Firefox/Input/Sites
Jump to navigation
Jump to search
Sites Entities
This is a snapshot on what the sites tables look like. At the moment, primarily to discuss changes to the clustering process.
SiteSummary
A set of parameters (url, Firefox version, OS, feedback type: happy or sad) with an ID.
All comments matching the same set of parameters are clustered together.
The parameters are also used to browse clusters on the dashboard
Fields:
- id (1, 2, 3...)
- url ("http://google.com", "https://ebay.com")
- version ("4.0b7", "4.0b9pre"...)
- os ("mac", "vista", "android"..., and "<mobile>", "<desktop>" that match comments from a union of those)
- positive (1=happy, 2=sad, optional: NULL=both)
Cluster
Comments that have been put together by the clustering algorithm.
Points to the sitesummary it belongs to.
Also points to a main comment that represents the cluster on overview pages.
- id
- site_id
- site_summary_id
- primary_description (denormalized, same as in comments table)
- primary_comment_id (a pointer to the comment that is source of the primary description)

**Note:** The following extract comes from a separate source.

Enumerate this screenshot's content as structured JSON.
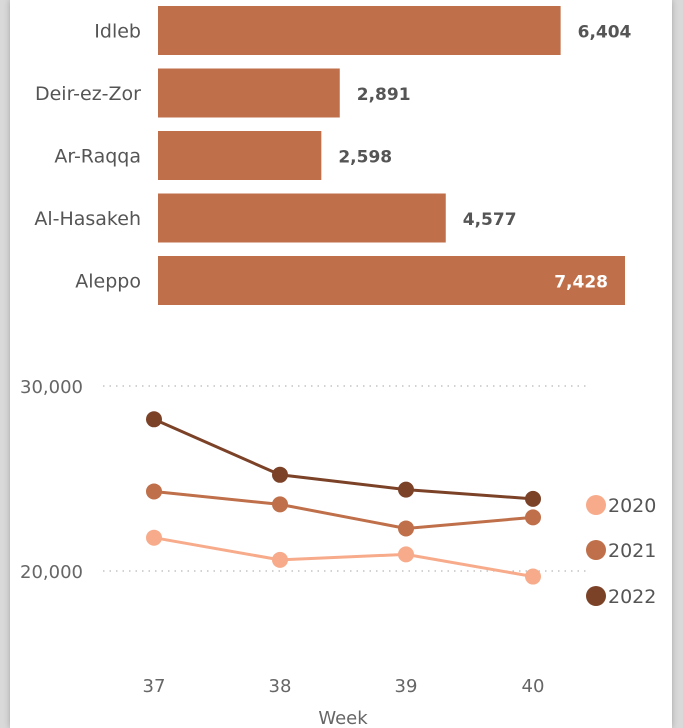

- positive (1=happy, 2=sad)
Comment
Contains the actual text of the comment.
Points to the cluster it belongs to.
Also contains the ID of the original feedback item (which contains more info).
- id
- cluster_id
- desciption (the comment text)
- opinion_id a link into the actual source table
- score (0...10.0 assigned by the clustering algorithm, higher is more representative for the cluster)
Structure
site_summary 1:n cluster 1:n comment
Considerations for map/reduce implementation of clustering (bug 621725)
- time is mainly spent doing clustering, IO not that big of a deal
- the old algorithm used a processing db with a lot of chatter, very slow if db is not on localhost
- (web-)developers should be able to start a clustering job without an hadoop installation
what has been done for input 3.0
- used dumbo+hadoop streaming
- clustering itself is parallelized
- import is sequential (id generation requires shared counter)...
- ...but efficient (via TSV + "load data infile")
- for the 1M comments in the DB, the new approach takes about <10 minutes even on one CPU (old script: ~2h, even slower with non-local processing DB)
- expected: about 80%-90% of the time is spent doing clustering and can be parallelized.